You see, Mutex has a lock method which has this signature:

fn lock(&self) -> LockResult<MutexGuard<T>>

If we look at the code for MutexGuard, we'll see this:

__marker: marker::NoSend,

Because our guard is NoSend, it's not Send. Which means we can't actually transfer the guard across thread boundaries, which gives us our error.

We can use Arc<T> to fix this. Here's the working version:

use std::sync::{Arc, Mutex};
use std::thread;
use std::old_io::timer;
use std::time::Duration;

fn main() {
    let data = Arc::new(Mutex::new(vec![1u32, 2, 3]));

    for i in 0..2 {
        let data = data.clone();
        thread::spawn(move || {
            let mut data = data.lock().unwrap();
            data[i] += 1;
        });
    }

    timer::sleep(Duration::milliseconds(50));
}

We now call clone() on our Arc, which increases the internal count. This handle is then moved into the new thread. Let's examine the body of the thread more closely:

thread::spawn(move || {
    let mut data = data.lock().unwrap();
    data[i] += 1;
});

First, we call lock(), which acquires the mutex's lock. Because this may fail, it returns an Result<T, E>, and because this is just an example, we unwrap() it to get a reference to the data. Real code would have more robust error handling here. We're then free to mutate it, since we have the lock.

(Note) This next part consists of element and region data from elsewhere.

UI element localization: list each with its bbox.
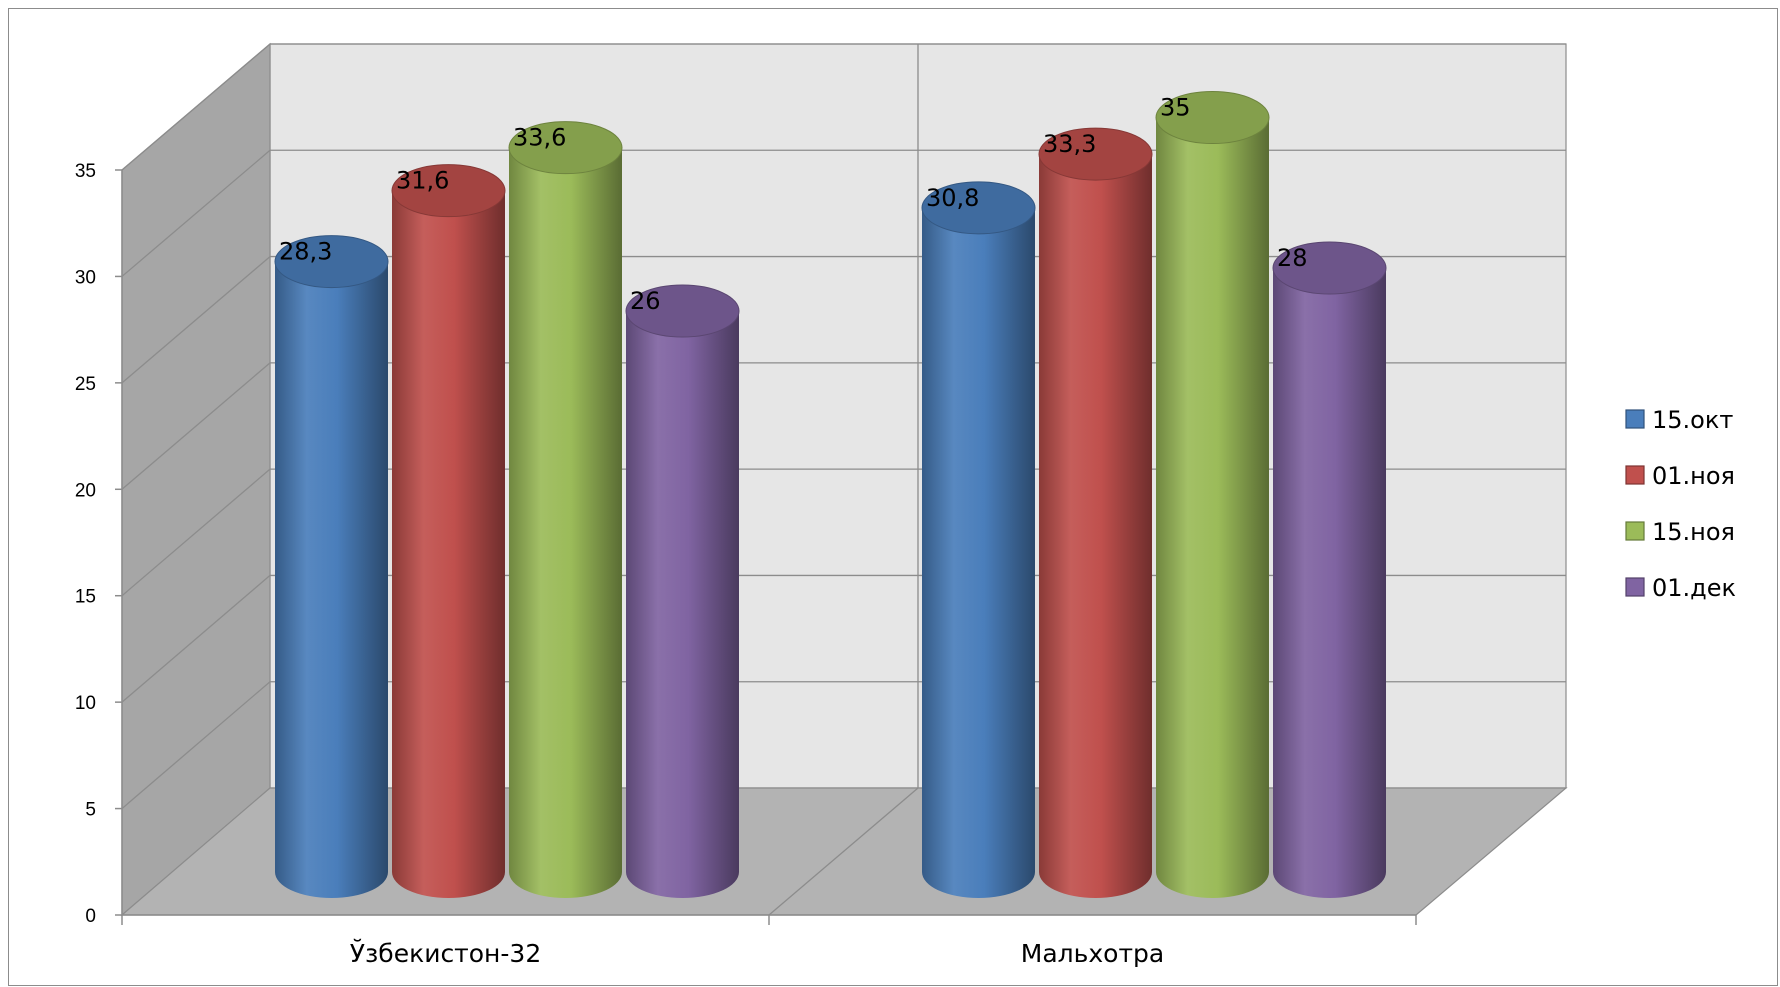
bars bbox=[274, 91, 1387, 899]
y-tick-label: 15 bbox=[75, 587, 96, 608]
legend-swatch bbox=[1625, 465, 1645, 485]
bar-top-0-0 bbox=[274, 235, 389, 289]
bar-1-0 bbox=[922, 207, 1035, 899]
bar-0-2 bbox=[509, 147, 622, 899]
y-tick-label: 25 bbox=[75, 374, 96, 395]
bar-top-1-2 bbox=[1155, 91, 1270, 145]
bar-top-1-3 bbox=[1272, 241, 1387, 295]
legend-item-label: 15.окт bbox=[1652, 406, 1733, 434]
legend-swatch bbox=[1625, 409, 1645, 429]
side-wall bbox=[121, 42, 271, 917]
bar-top-1-1 bbox=[1038, 127, 1153, 181]
bar-1-2 bbox=[1156, 117, 1269, 899]
legend-item-label: 01.дек bbox=[1652, 574, 1736, 602]
data-label: 30,8 bbox=[926, 184, 979, 212]
y-tick-label: 10 bbox=[75, 693, 96, 714]
category-label: Мальхотра bbox=[1021, 939, 1164, 968]
category-label: Ўзбекистон-32 bbox=[350, 939, 541, 968]
bar-top-0-3 bbox=[625, 284, 740, 338]
bar-0-3 bbox=[626, 311, 739, 899]
gridline-diagonal bbox=[121, 681, 271, 810]
bar-top-0-2 bbox=[508, 121, 623, 175]
bar-0-1 bbox=[392, 190, 505, 899]
gridline-diagonal bbox=[121, 362, 271, 490]
data-label: 31,6 bbox=[396, 167, 449, 195]
data-label: 28 bbox=[1277, 244, 1308, 272]
y-tick-label: 30 bbox=[75, 267, 96, 288]
legend-item-label: 01.ноя bbox=[1652, 462, 1735, 490]
y-tick-label: 0 bbox=[85, 906, 96, 927]
bar-0-0 bbox=[275, 261, 388, 899]
legend-item-label: 15.ноя bbox=[1652, 518, 1735, 546]
legend: 15.окт 01.ноя 15.ноя 01.дек bbox=[1625, 406, 1736, 602]
bar-1-3 bbox=[1273, 268, 1386, 899]
gridline-diagonal bbox=[121, 256, 271, 384]
bar-1-1 bbox=[1039, 154, 1152, 899]
legend-swatch bbox=[1625, 577, 1645, 597]
y-tick-label: 35 bbox=[75, 161, 96, 182]
gridline-diagonal bbox=[121, 149, 271, 277]
axes: 0 5 10 15 20 25 30 35 Ўзбекистон-32 Мальхотра bbox=[75, 161, 1417, 968]
y-tick-label: 20 bbox=[75, 480, 96, 501]
data-label: 33,6 bbox=[513, 124, 566, 152]
bar-top-1-0 bbox=[921, 181, 1036, 235]
data-label: 33,3 bbox=[1043, 130, 1096, 158]
data-label: 35 bbox=[1160, 94, 1191, 122]
legend-swatch bbox=[1625, 521, 1645, 541]
category-divider-floor bbox=[768, 787, 919, 916]
y-tick-label: 5 bbox=[85, 800, 96, 821]
bar-top-0-1 bbox=[391, 164, 506, 218]
gridline-diagonal bbox=[121, 574, 271, 703]
data-label: 28,3 bbox=[279, 238, 332, 266]
data-labels: 28,3 31,6 33,6 26 30,8 33,3 35 28 bbox=[279, 94, 1308, 315]
data-label: 26 bbox=[630, 287, 661, 315]
gridline-diagonal bbox=[121, 43, 271, 171]
gridline-diagonal bbox=[121, 468, 271, 597]
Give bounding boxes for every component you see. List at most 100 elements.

This timer bit is a bit awkward, however. We have picked a reasonable amount of time to wait, but it's entirely possible that we've picked too high, and that we could be taking less time. It's also possible that we've picked too low, and that we aren't actually finishing this computation.

Rust's standard library provides a few more mechanisms for two threads to synchronize with each other. Let's talk about one: channels.

Channels

Here's a version of our code that uses channels for synchronization, rather than waiting for a specific time:

use std::sync::{Arc, Mutex};
use std::thread;
use std::sync::mpsc;

fn main() {
    let data = Arc::new(Mutex::new(0u32));

    let (tx, rx) = mpsc::channel();

    for _ in 0..10 {
        let (data, tx) = (data.clone(), tx.clone());

        thread::spawn(move || {
            let mut data = data.lock().unwrap();
            *data += 1;

            tx.send(());
        });
    }

    for _ in 0..10 {
        rx.recv();
    }
}

We use the mpsc::channel() method to construct a new channel. We just send a simple () down the channel, and then wait for ten of them to come back.

While this channel is just sending a generic signal, we can send any data that is Send over the channel!

use std::sync::{Arc, Mutex};
use std::thread;
use std::sync::mpsc;

fn main() {
    let (tx, rx) = mpsc::channel();

    for _ in 0..10 {
        let tx = tx.clone();

        thread::spawn(move || {
            let answer = 42u32;

            tx.send(answer);
        });
    }

   rx.recv().ok().expect("Could not recieve answer");
}

A u32 is Send because we can make a copy. So we create a thread, ask it to calculate the answer, and then it send()s us the answer over the channel.

Panics

A panic! will crash the currently executing thread. You can use Rust's threads as a simple isolation mechanism:

use std::thread;

let result = thread::spawn(move || {
    panic!("oops!");
}).join();

assert!(result.is_err());

Our Thread gives us a Result back, which allows us to check if the thread has panicked or not.